United States v. Coleman
United States Supreme Court
390 U.S. 599 (1968)
Coleman (defendant) discovered quartzite stone, a commonly occurring mineral, on federal land in California. Coleman applied to the Department of the Interior (Department) for a land patent, claiming that the quartzite deposits were valuable mineral deposits under the General Mining Law of 1872, 30 U.S.C. § 22. The secretary of the interior (secretary) denied Coleman’s patent application, finding that quartzite did not qualify as a valuable mineral deposit because it did not pass the marketability test. The test required a showing that the mineral could be extracted, removed, and marketed at a profit. The federal government (government) (plaintiff) brought an ejectment action against Coleman in district court. Coleman filed a counterclaim requesting that the district court direct the secretary to issue a land patent. The district court entered summary judgment for the government.
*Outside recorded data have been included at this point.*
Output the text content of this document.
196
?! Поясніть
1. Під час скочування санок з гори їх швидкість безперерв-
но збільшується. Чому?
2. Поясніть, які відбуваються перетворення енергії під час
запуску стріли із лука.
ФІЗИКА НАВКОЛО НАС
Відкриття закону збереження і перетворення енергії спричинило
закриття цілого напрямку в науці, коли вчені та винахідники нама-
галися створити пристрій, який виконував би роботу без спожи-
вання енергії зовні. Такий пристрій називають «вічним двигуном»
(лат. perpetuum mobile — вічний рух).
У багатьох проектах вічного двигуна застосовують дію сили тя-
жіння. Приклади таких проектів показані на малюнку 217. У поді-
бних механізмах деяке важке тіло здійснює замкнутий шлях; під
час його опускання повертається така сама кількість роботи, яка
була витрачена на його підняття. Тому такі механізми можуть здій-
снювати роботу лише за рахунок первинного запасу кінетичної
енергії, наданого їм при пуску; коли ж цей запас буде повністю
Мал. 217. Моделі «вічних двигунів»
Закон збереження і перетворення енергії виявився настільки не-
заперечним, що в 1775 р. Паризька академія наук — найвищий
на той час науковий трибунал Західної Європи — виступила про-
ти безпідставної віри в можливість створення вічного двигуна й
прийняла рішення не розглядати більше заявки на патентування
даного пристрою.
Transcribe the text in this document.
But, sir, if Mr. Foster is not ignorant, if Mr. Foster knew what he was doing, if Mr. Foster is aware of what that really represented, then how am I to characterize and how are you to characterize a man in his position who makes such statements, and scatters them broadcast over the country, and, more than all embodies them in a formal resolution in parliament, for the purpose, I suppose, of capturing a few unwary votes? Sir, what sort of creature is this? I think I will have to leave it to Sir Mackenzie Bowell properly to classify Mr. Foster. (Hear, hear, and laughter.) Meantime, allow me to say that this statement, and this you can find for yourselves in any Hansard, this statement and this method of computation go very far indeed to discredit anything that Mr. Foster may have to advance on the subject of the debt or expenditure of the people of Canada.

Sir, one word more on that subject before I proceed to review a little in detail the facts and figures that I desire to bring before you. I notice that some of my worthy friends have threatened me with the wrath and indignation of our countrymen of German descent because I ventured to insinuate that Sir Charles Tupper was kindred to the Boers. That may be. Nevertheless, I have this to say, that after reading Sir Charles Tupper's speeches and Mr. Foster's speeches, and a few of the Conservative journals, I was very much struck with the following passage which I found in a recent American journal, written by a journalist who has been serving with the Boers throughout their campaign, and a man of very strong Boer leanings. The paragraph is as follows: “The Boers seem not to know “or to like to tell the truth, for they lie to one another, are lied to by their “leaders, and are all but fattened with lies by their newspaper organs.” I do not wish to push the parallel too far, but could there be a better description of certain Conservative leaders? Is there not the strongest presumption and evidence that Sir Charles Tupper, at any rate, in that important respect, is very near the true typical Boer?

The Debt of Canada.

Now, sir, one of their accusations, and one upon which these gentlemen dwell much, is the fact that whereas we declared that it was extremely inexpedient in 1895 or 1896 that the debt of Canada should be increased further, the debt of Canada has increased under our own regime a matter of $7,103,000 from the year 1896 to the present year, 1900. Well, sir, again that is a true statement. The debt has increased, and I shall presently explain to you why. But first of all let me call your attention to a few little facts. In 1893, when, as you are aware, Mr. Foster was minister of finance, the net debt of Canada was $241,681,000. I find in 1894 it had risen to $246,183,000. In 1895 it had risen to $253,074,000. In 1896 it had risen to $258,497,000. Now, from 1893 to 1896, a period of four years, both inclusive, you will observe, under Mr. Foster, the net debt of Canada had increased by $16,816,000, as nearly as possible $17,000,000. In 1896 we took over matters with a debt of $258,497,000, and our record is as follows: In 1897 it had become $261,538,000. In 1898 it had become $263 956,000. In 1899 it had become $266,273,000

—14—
The court of appeals reversed, objecting to the use of the marketability test on the ground that the test imposed a more burdensome standard than the prudent-man test for rare minerals. The prudent-man test classified valuable mineral deposits as deposits that were of a character such that a prudent person would be justified in expending labor and means to develop a mine. The United States Supreme Court granted the government’s petition for certiorari. The government questioned Coleman’s intent in seeking the patent, noting that (1) Coleman had spent thousands of dollars and hours building a home in a scenic national forest near Los Angeles, (2) quartzite lacked a feasible market, and (3) large quantities of identical stone were located in areas outside of Coleman’s claim.